See original GitHub issue

Hi, I don’t know if this is an issue with the framework, but did not know where else to ask. I have been training the speech recognition example (speech.yml) for about 80 epochs on a Titan X within a tensorflow-gpu-py3 based docker image. For some reason, the training loss has gone way down, but my validation loss is still very high and the sample predictions it spits out are gibberish.

Example output:

Epoch 80/inf, loss=5.845: 100%|##########| 2432/2432 [07:04<00:00,  7.80samples/s]
Validating, loss=766.122:  94%|#########4| 256/271 [00:21<00:01, 13.70samples/s]
Prediction: "thg asi bw a hnta e tb incotnetk rndegibnrtrlan ty bmna ekftett trelaob"
Truth: "and what inquired missus macpherson has mary ann given you her love"
  1. Is this sort of behavior expected this early in training?
  2. How long would you expect to have to train this model to start getting reasonable results.

Issue Analytics

  • State:closed
  • Created 7 years ago
  • Comments:6

github_iconTop GitHub Comments

1reaction
scottstephensoncommented, Jan 23, 2017

@bharris47 We just put up some bigger data sets. Can you point your train url and checksum to one of these?

URLS:
10 hour(0.9GB):  http://kur.deepgram.com/data/lsc100-10p-train.tar.gz
20 hour(1.8GB):  http://kur.deepgram.com/data/lsc100-20p-train.tar.gz
50 hour (4.5GB):  http://kur.deepgram.com/data/lsc100-50p-train.tar.gz
100 hour (8.9GB): http://kur.deepgram.com/data/lsc100-100p-train.tar.gz

CHECKSUMS:
10 hour:  46354f284588fec8facd2fc6abee6ba9d020e21bdcb26081d3990e96e720d8a6
20 hour:  e8075b10d3750e6532d10cfb2c00aa8047518b1046708fdcab14e4d1f56c499d
50 hour:  14a740c0ea1097b60e3d0df924f2e0175009a997cb9c9b55e27b28fe280afdc0
100 hour: cad3d2aa735d50d4ddb051fd8455f2dd7625ba0bb1c7dd1528da171a10f4fe86

The 10 hour set is double the size of the default dataset for the stock speech example. You can keep going up in scale and by the 50 hour mark, you’re bound to start seeing pretty good output.
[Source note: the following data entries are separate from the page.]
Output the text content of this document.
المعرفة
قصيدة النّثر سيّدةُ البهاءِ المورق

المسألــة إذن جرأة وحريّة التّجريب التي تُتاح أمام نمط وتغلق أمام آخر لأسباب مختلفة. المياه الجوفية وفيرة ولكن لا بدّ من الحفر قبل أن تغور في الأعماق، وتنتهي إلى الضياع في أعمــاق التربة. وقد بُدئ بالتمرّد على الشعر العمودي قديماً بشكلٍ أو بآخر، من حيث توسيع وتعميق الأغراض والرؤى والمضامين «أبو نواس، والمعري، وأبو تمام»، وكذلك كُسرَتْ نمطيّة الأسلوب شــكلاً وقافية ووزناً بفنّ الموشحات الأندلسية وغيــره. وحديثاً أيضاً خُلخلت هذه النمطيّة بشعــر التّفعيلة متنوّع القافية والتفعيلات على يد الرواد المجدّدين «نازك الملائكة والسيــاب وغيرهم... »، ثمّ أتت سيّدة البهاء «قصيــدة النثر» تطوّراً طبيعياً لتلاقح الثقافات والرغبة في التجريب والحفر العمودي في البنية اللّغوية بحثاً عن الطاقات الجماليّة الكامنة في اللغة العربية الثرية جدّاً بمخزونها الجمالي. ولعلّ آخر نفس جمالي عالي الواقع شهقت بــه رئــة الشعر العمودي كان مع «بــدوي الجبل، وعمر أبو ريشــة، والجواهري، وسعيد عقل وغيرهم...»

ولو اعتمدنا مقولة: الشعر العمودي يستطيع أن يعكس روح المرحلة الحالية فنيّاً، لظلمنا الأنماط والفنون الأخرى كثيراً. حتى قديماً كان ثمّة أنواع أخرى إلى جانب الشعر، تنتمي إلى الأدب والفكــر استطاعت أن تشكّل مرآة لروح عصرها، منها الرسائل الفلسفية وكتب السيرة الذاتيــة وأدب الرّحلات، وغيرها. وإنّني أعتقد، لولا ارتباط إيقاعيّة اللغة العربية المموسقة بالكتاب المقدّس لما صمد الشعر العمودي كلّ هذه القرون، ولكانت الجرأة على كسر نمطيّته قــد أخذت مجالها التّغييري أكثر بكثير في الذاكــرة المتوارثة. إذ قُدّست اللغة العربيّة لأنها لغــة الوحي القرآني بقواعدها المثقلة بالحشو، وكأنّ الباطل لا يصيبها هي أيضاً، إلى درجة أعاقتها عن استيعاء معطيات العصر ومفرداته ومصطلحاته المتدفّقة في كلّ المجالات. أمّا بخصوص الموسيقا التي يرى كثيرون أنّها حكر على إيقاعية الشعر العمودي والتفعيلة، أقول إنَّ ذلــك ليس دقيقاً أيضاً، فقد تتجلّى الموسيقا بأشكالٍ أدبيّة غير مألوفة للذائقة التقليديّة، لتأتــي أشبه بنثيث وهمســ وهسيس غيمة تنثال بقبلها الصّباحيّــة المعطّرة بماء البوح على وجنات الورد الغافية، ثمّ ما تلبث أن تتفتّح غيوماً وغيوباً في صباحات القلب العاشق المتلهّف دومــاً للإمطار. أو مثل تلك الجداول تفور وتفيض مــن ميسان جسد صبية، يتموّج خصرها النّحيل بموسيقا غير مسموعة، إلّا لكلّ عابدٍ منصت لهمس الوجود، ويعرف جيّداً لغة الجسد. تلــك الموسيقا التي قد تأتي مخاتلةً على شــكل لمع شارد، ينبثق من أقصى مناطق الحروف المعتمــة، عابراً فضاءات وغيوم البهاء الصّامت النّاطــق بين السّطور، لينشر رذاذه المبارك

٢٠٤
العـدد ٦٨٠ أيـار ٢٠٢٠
Note: The above datasets are fractions of the 100 hour dataset (100%=100p, 50%=50p, …) from librispeech. They should not be concatenated because: 100p contains 50p which contains 20p which contains 10p.

0reactions
ajsypcommented, Jan 23, 2017

Glad to hear! Feel free to use our data format as a template for adding even more data! It’s just a simple tarball.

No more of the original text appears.